Three months after having Ella, Chris and I were excited to go on our first family voyage by plane! I was a little nervous but after reading tips online and talking to friends who had plane traveled with their infants not even 3 months old yet, I felt ready (and she did great!)! Of course, some new learnings happened along the way from un/uber-friendly airline staff.
“Did they call families yet?” I asked my husband while I put baby Ella in my K’tan wrap in the sitting area of the gate at Newark airport.
“I’m not sure,” he replied, occupied with getting our bags and stroller together to enter the line.
I looked over and a man gave me and Ella a smile and nod as if to say, “Yes, go on! You can go first.” So we got in line.
Chris and I proudly walked up to the United Airways counter to give the attendant our boarding passes and tag our car seat and stroller; the man paused.
“You’re not in Group 1 or 2. I didn’t call you yet,” he said in a monotone voice while looking at my pass.
“Oh, um. . . I thought you said women with babies can go first. Don’t you do that?” I was confused because every other flight I’ve been on did that. I tried to show him how cute the baby was, but he didn’t even crack a smile.
“No. We don’t do that anymore. New rules. Next time don’t cut the line.”
New rules? WTF? I felt gypped! “Well that’s a terrible thing to do to children!” I retorted. I snatched my pass and stormed off.

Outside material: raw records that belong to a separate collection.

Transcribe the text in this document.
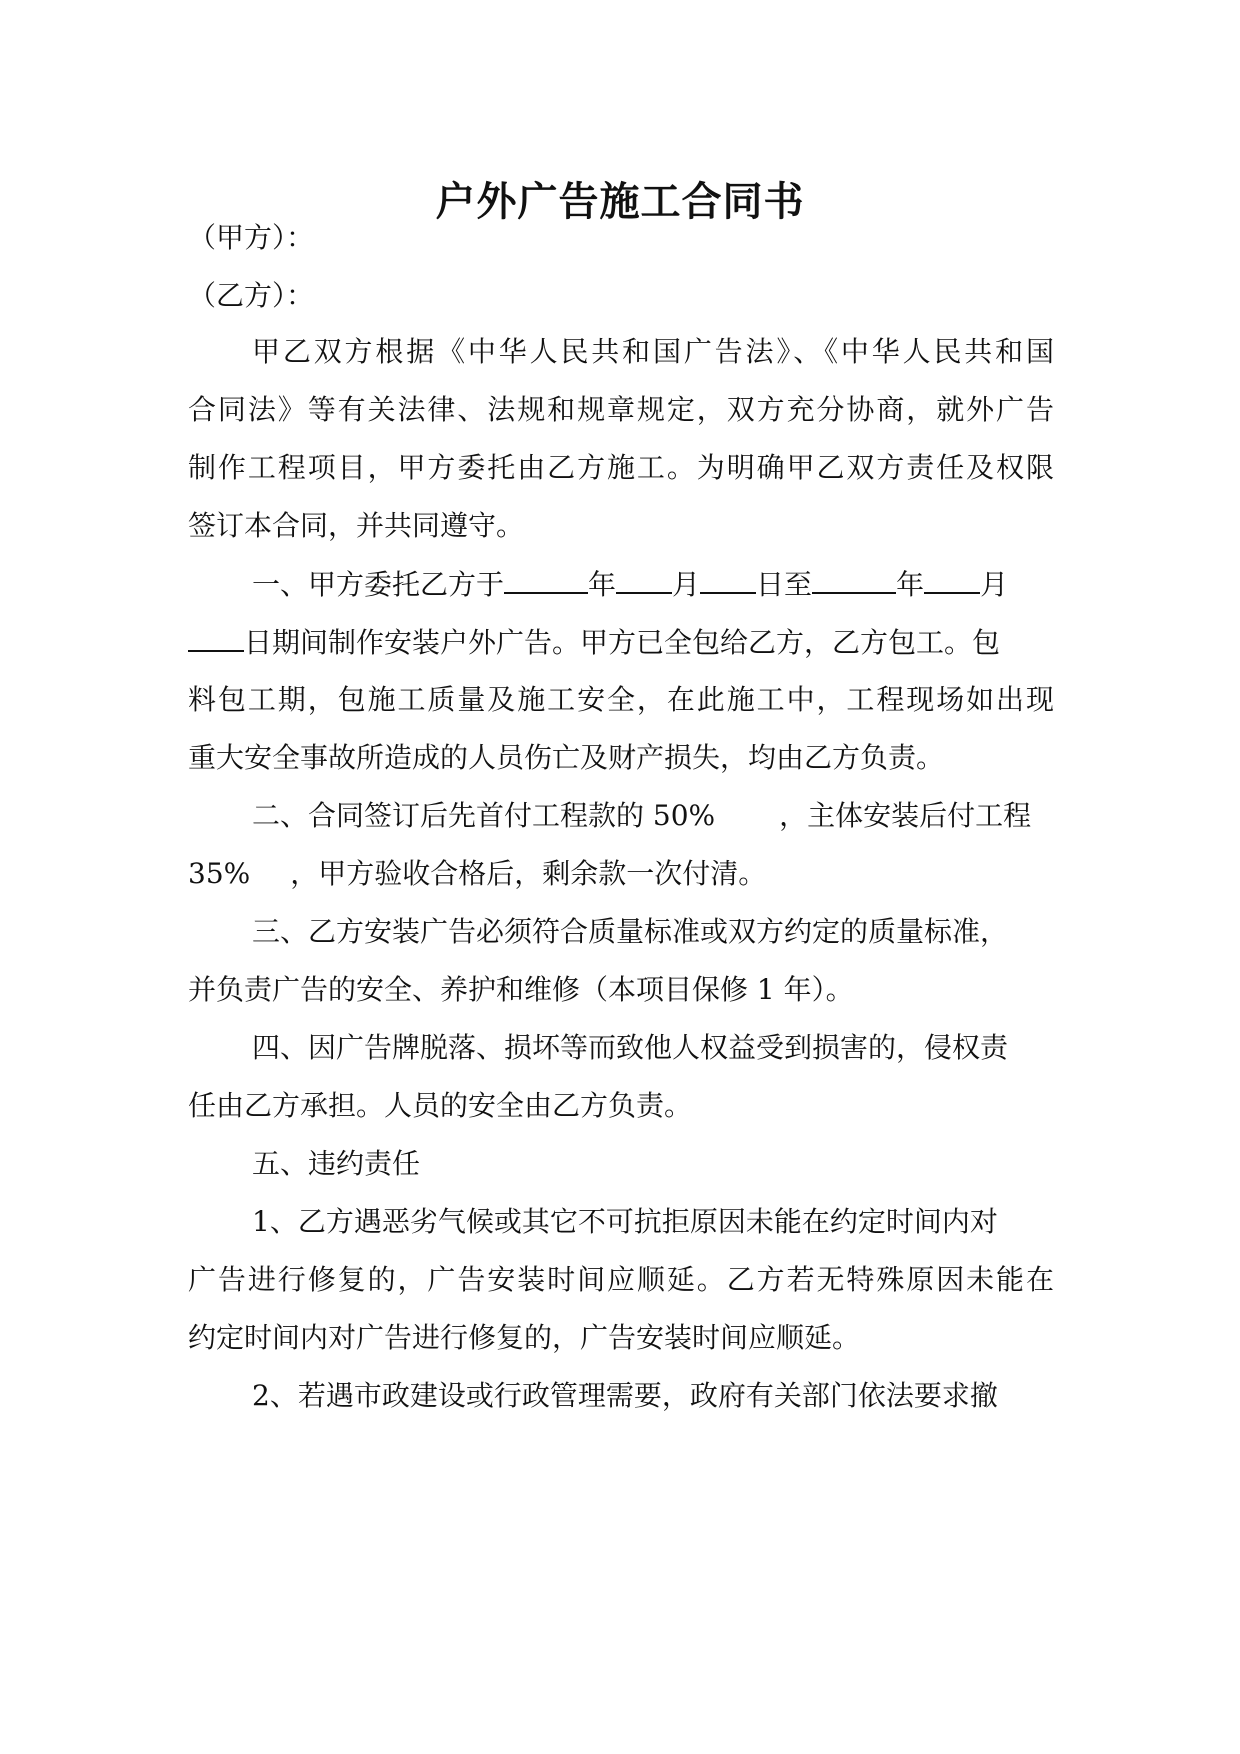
户外广告施工合同书
（甲方）：
（乙方）：
甲乙双方根据《中华人民共和国广告法》、《中华人民共和国
合同法》等有关法律、法规和规章规定，双方充分协商，就外广告
制作工程项目，甲方委托由乙方施工。为明确甲乙双方责任及权限
签订本合同，并共同遵守。
一、甲方委托乙方于	年 月 日至	年 月
日期间制作安装户外广告。甲方已全包给乙方，乙方包工。包
料包工期，包施工质量及施工安全，在此施工中，工程现场如出现
重大安全事故所造成的人员伤亡及财产损失，均由乙方负责。
二、合同签订后先首付工程款的 50% ，主体安装后付工程
35% ，甲方验收合格后，剩余款一次付清。
三、乙方安装广告必须符合质量标准或双方约定的质量标准，
并负责广告的安全、养护和维修（本项目保修 1 年）。
四、因广告牌脱落、损坏等而致他人权益受到损害的，侵权责
任由乙方承担。人员的安全由乙方负责。
五、违约责任
1、乙方遇恶劣气候或其它不可抗拒原因未能在约定时间内对
广告进行修复的，广告安装时间应顺延。乙方若无特殊原因未能在
约定时间内对广告进行修复的，广告安装时间应顺延。
2、若遇市政建设或行政管理需要，政府有关部门依法要求撤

While waiting to get on the plane in the tunnel, others approached me and commented on how rude it was.
“I can’t believe they don’t call parents with infants and handicap travelers first. That’s so insensitive!” said an older woman next to me.
“I know! He practically said, ‘F-you!’ to me!”
Luckily the flight attendants were nicer. One even commended me for changing Ella’s diaper in the bathroom. She said, “Most parents are lazy and just change the diaper on the tray table! It’s pretty gross. So NEVER eat off the tray tables on planes!” Ew!
So now you know, folks. Your airplane snacks are too expensive to become tray table crumbs–don’t let that innocent “5 second rule” poop on your hunger parade!